As you can see, in just a few simple code, you can display tree structures very easily and without having to mess around with things manually. Tools like ETE Toolkit are very useful if you have thousands of individual trees to display and it would not be feasible to use a graphical tool like FigTree to draw each of the tree figure.

Besides ETE Toolkit, there is another Python-based tool known as Dendropy (See here: https://dendropy.org/). Dendropy is more of a utility tool for phylogenetic tree analyses rather than for displaying publication-quality tree figures.

In R, there are several tools that allow you to do similar kinds of analyses but also display beautiful tree figures. One of the most well-known R packages is known as Ape, which stands for “Analysis of Phylogenetics and Evolution”. You can find it here and here.

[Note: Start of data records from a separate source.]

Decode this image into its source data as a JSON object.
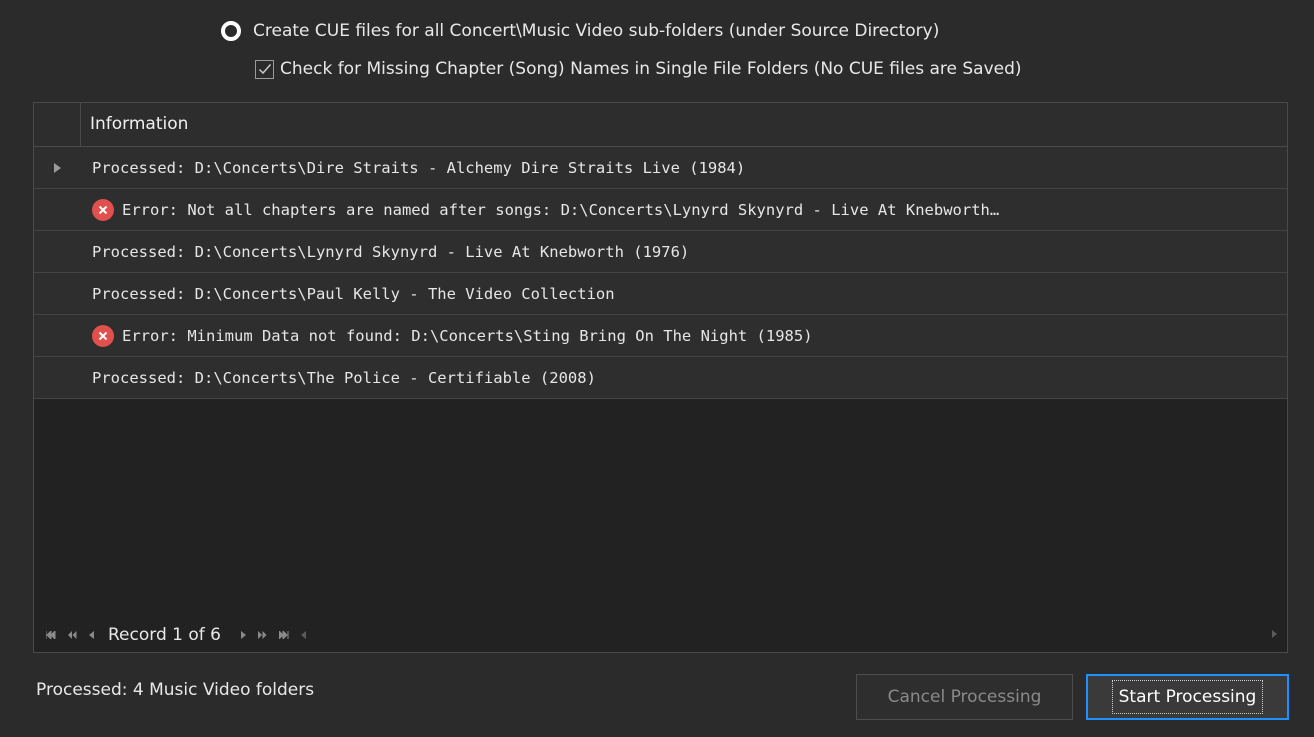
{
  "options": {
    "radio_label": "Create CUE files for all Concert\\Music Video sub-folders (under Source Directory)",
    "check_label": "Check for Missing Chapter (Song) Names in Single File Folders (No CUE files are Saved)"
  },
  "grid": {
    "column_header": "Information",
    "rows": [
      {
        "type": "info",
        "text": "Processed: D:\\Concerts\\Dire Straits - Alchemy Dire Straits Live (1984)"
      },
      {
        "type": "error",
        "text": "Error: Not all chapters are named after songs: D:\\Concerts\\Lynyrd Skynyrd - Live At Knebworth…"
      },
      {
        "type": "info",
        "text": "Processed: D:\\Concerts\\Lynyrd Skynyrd - Live At Knebworth (1976)"
      },
      {
        "type": "info",
        "text": "Processed: D:\\Concerts\\Paul Kelly - The Video Collection"
      },
      {
        "type": "error",
        "text": "Error: Minimum Data not found: D:\\Concerts\\Sting Bring On The Night (1985)"
      },
      {
        "type": "info",
        "text": "Processed: D:\\Concerts\\The Police - Certifiable (2008)"
      }
    ],
    "navigator_text": "Record 1 of 6"
  },
  "status": {
    "text": "Processed:  4 Music Video folders"
  },
  "buttons": {
    "cancel_label": "Cancel Processing",
    "start_label": "Start Processing"
  },
  "colors": {
    "background": "#2b2b2b",
    "error": "#e0504c",
    "accent": "#1e90ff"
  }
}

Books have been written about this tool and you can see one of the books here:

http://ape-package.ird.fr/APER.html

Another, more recent, R package is known as ggtree. See here:

https://guangchuangyu.github.io/software/ggtree/

The paper describing ggtree can be found here. It is similar to ETE Toolkit in terms of the functionality and features it provides, though it is mostly a visualization tool. You can even use it together with other tools such as phyloseq you used a few weeks ago to display trees and associated features such as abundances of certain taxa.

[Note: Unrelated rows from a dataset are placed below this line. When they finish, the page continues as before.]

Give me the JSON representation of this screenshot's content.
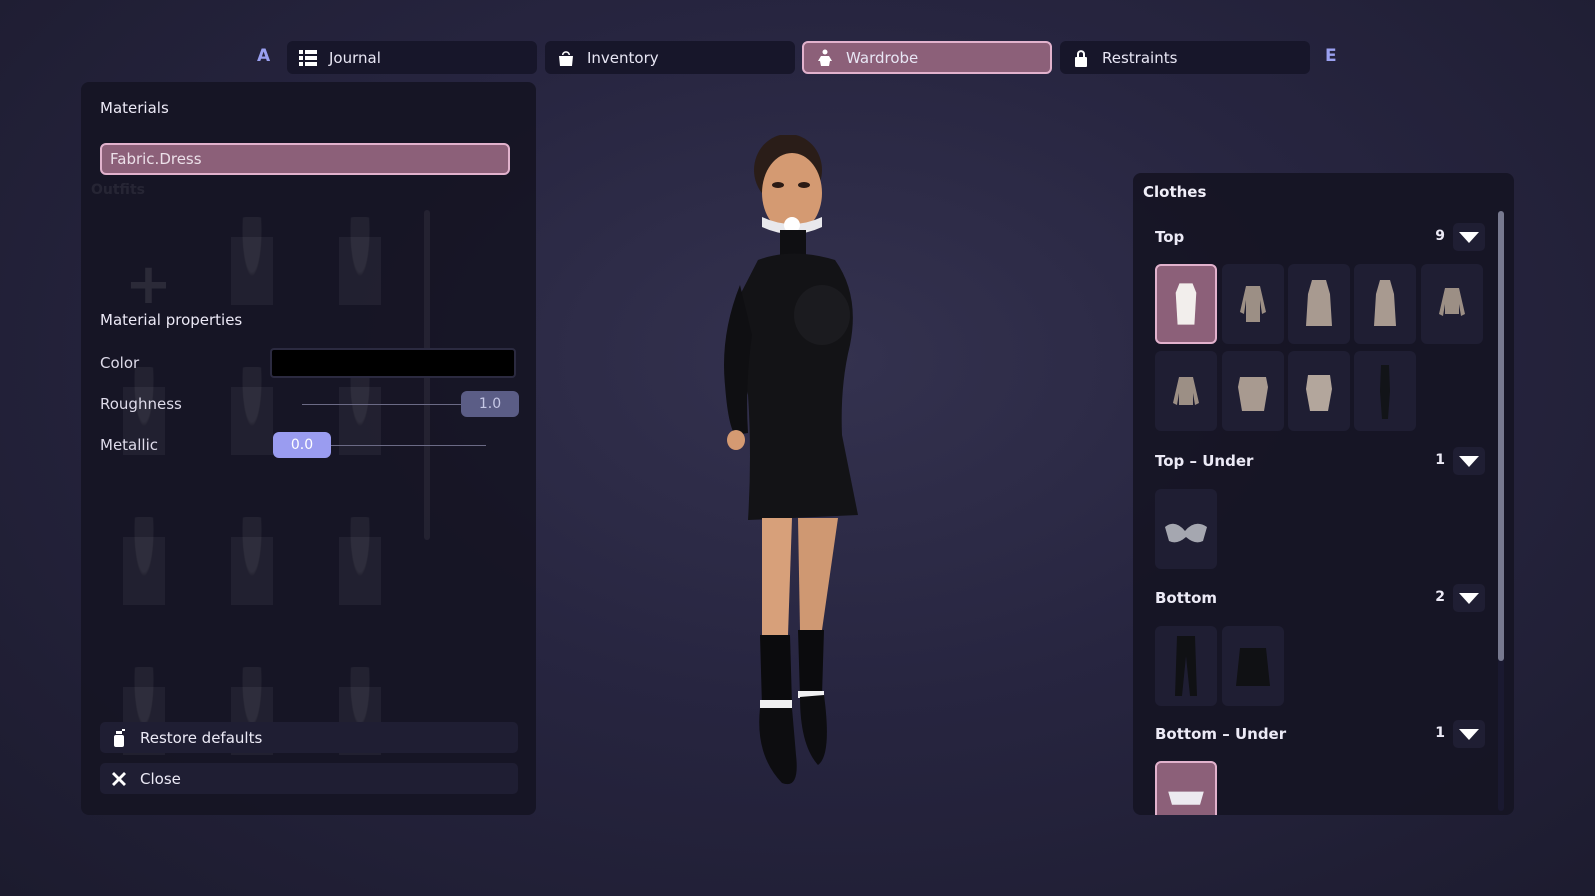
{
  "nav": {
    "left_key": "A",
    "right_key": "E",
    "tabs": [
      {
        "label": "Journal",
        "icon": "list-icon"
      },
      {
        "label": "Inventory",
        "icon": "bag-icon"
      },
      {
        "label": "Wardrobe",
        "icon": "hanger-icon",
        "active": true
      },
      {
        "label": "Restraints",
        "icon": "lock-icon"
      }
    ]
  },
  "materials": {
    "title": "Materials",
    "selected_material": "Fabric.Dress",
    "background_section_title": "Outfits",
    "properties_title": "Material properties",
    "color_label": "Color",
    "color_value": "#000000",
    "roughness_label": "Roughness",
    "roughness_value": "1.0",
    "metallic_label": "Metallic",
    "metallic_value": "0.0",
    "restore_label": "Restore defaults",
    "close_label": "Close"
  },
  "clothes": {
    "title": "Clothes",
    "categories": [
      {
        "name": "Top",
        "count": "9"
      },
      {
        "name": "Top – Under",
        "count": "1"
      },
      {
        "name": "Bottom",
        "count": "2"
      },
      {
        "name": "Bottom – Under",
        "count": "1"
      }
    ]
  },
  "colors": {
    "accent": "#8c6079",
    "accent_border": "#e2b2cd",
    "nav_key": "#9aa0f0",
    "slider_active": "#9a9cf0"
  }
}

For more detailed examples and use cases, see this website:

https://guangchuangyu.github.io/ggtree-book/chapter-ggtree.html

Final comments

Again, to reiterate my points made earlier, these are just a few examples of some visualization tools and techniques available and they are by no means comprehensive. Bioinformatic tools are being developed and published every day and some of the tools mentioned here today may become obsolete in a few months. This is the nature of how quickly this field is moving forward. So I would highly encourage you to explore new tools and try to use them yourself and I hope that at least some of the tools you have learned to use in this course will become useful for your own research in the near future.